Champion Brands, a blender and packager of lubricating oils and automotive chemicals, is now offering blowmolding capabilities for private label customers.

While the company has blended and packaged its own brand and for some private label products for a number of years, Champion Brands General Manager Rick Pereles told PlasticsToday, it became a natural step to expand its offerings.

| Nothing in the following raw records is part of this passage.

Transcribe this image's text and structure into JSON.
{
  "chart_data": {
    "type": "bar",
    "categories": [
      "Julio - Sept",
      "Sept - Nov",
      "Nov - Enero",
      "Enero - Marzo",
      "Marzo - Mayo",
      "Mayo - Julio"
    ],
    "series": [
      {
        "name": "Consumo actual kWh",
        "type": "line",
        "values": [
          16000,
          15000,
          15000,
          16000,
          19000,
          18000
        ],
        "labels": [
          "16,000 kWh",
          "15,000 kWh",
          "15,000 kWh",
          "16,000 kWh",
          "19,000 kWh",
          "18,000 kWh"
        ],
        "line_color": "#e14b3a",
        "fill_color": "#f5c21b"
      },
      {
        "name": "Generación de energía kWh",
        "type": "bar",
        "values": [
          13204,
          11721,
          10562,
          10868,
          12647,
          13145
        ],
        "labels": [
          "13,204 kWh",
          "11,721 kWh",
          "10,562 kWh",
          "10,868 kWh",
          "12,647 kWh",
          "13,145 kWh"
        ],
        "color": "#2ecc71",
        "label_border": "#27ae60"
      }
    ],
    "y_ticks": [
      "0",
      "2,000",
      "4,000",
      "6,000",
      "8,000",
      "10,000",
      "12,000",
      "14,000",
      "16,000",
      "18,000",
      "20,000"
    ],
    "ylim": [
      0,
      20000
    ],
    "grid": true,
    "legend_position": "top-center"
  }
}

"We decided it made sense for us to vertically integrate by adding blowmolding capability in order that we could produce proprietary designed bottles for our own higher volume products," he said.


The company developed the process for about two years and concentrated on its own bottles to work out bugs before it solicited any business.

Champion currently sells bottles to two large companies and blows, blends and fills for three other major companies and several smaller ones and anticipates adding more business, Pereles said.


The company's blowmolding operation has the capability to produce HDPE and PVC bottles in sizes ranging from 4 oz to 2.5 gallons in a variety of colors. Champion's in-house Bekum 406D is a double station, shuttle blowmolding machine capable of blowing a daily capacity of approximately 35,000 PVC bottles or 50,000 HDPE bottles.

Champion, capable of taking resin in bulk railcar or truck, maintains three resin silos with approximate capacity of 750,000 lb. In addition, the company's bottle production routinely uses a percentage of regrind material, reusing and recycling otherwise unusable plastic. The company also frequently uses post consumer resin to meet state recycling laws.

The company's mainstay is still blending and packaging Champion branded products, focusing on the industrial, agricultural and automotive markets, but private labeled products do make up an important part of the company's overall volume, Pereles said. On that side, Champion specifically caters to marketers in the automotive aftermarket and those who seek to differentiate themselves through proprietary product formulation and product design.

"I see us adding a couple more blowmolding machines, but our core business is lubricants and automotive chemicals, so I just don't see rows of bottle manufacturing machines lined up spitting out bottles," he said. "The blowmolding business allows us to offer a one-stop-shop for prospective customers."